The United States President's Commission on CIA Activities within the United States was ordained by President Gerald Ford in 1975 to investigate the activities of the Central Intelligence Agency and other intelligence agencies within the United States. The Presidential Commission was led by Vice President Nelson Rockefeller, from whom it gained the nickname the Rockefeller Commission.

The commission was created in response to a December 1974 report in The New York Times that the CIA had conducted illegal domestic activities, including experiments on US citizens, during the 1960s. The commission issued a single report in 1975, touching upon certain CIA abuses including mail opening and surveillance of domestic dissident groups. It also publicized Project MKUltra, a CIA mind control research program.

Several weeks later, committees were established in the House and Senate for a similar purpose. White House Personnel, including future Vice President Dick Cheney, edited the results, excluding many of the commission's findings from the final report. Some of these findings were included in later reports by the Congressional Committees.

Before it was even released, the report faced scrutiny from the media, and was deemed a "whitewash". The investigation was intended to be independent of Presidential interference, but the findings and recommendations included in the final report were highly altered from what was chosen by the commission itself. It was ultimately superseded in notability by the more substantial Church Committee in what became known as the "Year of Intelligence".

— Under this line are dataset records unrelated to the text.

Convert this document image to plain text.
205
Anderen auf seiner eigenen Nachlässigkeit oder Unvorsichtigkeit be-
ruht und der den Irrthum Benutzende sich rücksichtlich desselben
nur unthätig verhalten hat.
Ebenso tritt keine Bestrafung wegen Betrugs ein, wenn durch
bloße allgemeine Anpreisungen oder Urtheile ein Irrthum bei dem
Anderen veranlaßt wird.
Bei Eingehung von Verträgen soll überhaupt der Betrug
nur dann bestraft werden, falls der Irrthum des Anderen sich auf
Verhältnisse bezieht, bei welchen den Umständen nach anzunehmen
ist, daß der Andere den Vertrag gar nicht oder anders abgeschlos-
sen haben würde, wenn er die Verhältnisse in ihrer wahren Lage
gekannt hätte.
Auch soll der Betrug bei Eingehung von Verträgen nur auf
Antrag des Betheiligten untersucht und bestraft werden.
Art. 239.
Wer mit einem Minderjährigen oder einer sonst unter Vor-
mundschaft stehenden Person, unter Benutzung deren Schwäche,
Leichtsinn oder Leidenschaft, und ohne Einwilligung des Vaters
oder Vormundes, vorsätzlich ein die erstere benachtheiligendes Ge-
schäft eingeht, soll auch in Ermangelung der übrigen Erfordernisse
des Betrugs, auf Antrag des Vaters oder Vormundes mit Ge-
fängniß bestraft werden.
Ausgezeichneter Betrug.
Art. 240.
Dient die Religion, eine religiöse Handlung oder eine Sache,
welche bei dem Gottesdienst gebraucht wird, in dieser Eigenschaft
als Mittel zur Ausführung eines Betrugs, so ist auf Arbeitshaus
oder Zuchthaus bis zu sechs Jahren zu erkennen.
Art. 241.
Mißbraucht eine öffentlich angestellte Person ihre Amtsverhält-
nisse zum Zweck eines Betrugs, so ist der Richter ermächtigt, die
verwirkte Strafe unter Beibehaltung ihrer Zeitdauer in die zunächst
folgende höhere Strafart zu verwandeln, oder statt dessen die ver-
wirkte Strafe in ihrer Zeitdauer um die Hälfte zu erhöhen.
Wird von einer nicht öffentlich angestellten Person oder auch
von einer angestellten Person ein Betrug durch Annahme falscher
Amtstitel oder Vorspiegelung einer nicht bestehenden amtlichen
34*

In 1974, a New York Times article was published that accused the CIA of illegal operations committed against US citizens. Authored by Seymour M. Hersh, it documented an intelligence operation against the anti-war movement, as well as "break-ins, wiretapping and the surreptitious inspection of mail" conducted since the 1950s. According to former CIA Official Cord Meyer, these disclosures "Convinced large sections of the American public that the CIA had become a domestic Gestapo and stimulated an overwhelming demand for the wide-ranging congressional investigations that were to follow."

Hersh had been tipped off to the possibility of an "in house operation" by an unidentified member of the CIA in spring of 1974. He embarked on an investigation, speaking to sources that included CIA Chief of Counterintelligence James Angleton. Although he was not aware of its existence, Hersh uncovered much information that had been documented in the "Family Jewels", a report ordered by Director of Central Intelligence William Colby that chronicled CIA abuses over the past 25 years. The report would not be formally revealed to the public until 2007.

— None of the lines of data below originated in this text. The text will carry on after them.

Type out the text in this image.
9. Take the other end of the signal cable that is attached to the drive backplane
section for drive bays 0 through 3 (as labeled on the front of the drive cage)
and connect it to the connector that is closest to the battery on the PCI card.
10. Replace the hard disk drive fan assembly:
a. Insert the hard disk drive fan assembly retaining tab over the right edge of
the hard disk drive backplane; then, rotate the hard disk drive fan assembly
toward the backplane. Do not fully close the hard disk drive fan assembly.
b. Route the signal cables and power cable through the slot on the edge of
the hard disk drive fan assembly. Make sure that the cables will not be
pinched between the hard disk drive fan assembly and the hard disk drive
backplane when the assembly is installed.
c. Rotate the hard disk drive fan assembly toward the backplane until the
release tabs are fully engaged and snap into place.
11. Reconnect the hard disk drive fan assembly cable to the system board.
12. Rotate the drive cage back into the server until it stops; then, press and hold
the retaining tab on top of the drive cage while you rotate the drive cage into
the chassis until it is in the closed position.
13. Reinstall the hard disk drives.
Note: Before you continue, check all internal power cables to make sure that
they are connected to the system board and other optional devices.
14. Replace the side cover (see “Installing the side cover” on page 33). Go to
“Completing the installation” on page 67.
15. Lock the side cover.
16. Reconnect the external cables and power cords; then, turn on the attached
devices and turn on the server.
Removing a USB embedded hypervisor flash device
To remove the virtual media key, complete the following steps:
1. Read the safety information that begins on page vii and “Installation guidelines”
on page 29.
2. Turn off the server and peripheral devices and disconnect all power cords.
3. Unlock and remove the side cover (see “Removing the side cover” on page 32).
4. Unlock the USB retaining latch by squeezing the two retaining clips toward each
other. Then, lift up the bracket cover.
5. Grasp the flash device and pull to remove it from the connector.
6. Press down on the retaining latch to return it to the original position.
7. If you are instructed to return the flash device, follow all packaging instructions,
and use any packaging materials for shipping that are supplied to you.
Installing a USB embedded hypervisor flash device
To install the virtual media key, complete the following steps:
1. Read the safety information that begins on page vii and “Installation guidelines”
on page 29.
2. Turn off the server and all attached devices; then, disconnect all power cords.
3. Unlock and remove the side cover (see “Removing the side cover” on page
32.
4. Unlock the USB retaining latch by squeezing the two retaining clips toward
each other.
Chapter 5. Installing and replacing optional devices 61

The article alleged that CIA agents had followed and photographed participants in the antiwar movement, as well as other demonstrations. It also reported that the CIA "set up a network of informants who were ordered to penetrate antiwar groups", and even placed an avowedly anti-war congressperson under surveillance while putting other lawmakers in a dossier on dissident Americans.

Instituted in 1967 by the NSA, Project MINARET's purpose was to document "Soviet, Chinese, and North Vietnamese influence over the militant civil rights and anti–Vietnam War movements" for the CIA and FBI, according to historian Donald Critchlow. The NSA provided CIA and FBI officials with reports of intercepted international communications by certain individuals in these movements. NSA officials stipulated that FBI and CIA agents must destroy or return these reports within two weeks of receiving them. The NSA also required that "the reports not be 'identified with the National Security Agency' and that all records relating to this program were 'not serialize[d]' or filed with other NSA records, were classified 'Top Secret,' and were stamped 'Background Use Only'... because they recognized that this interception program violated the Communications Act of 1934."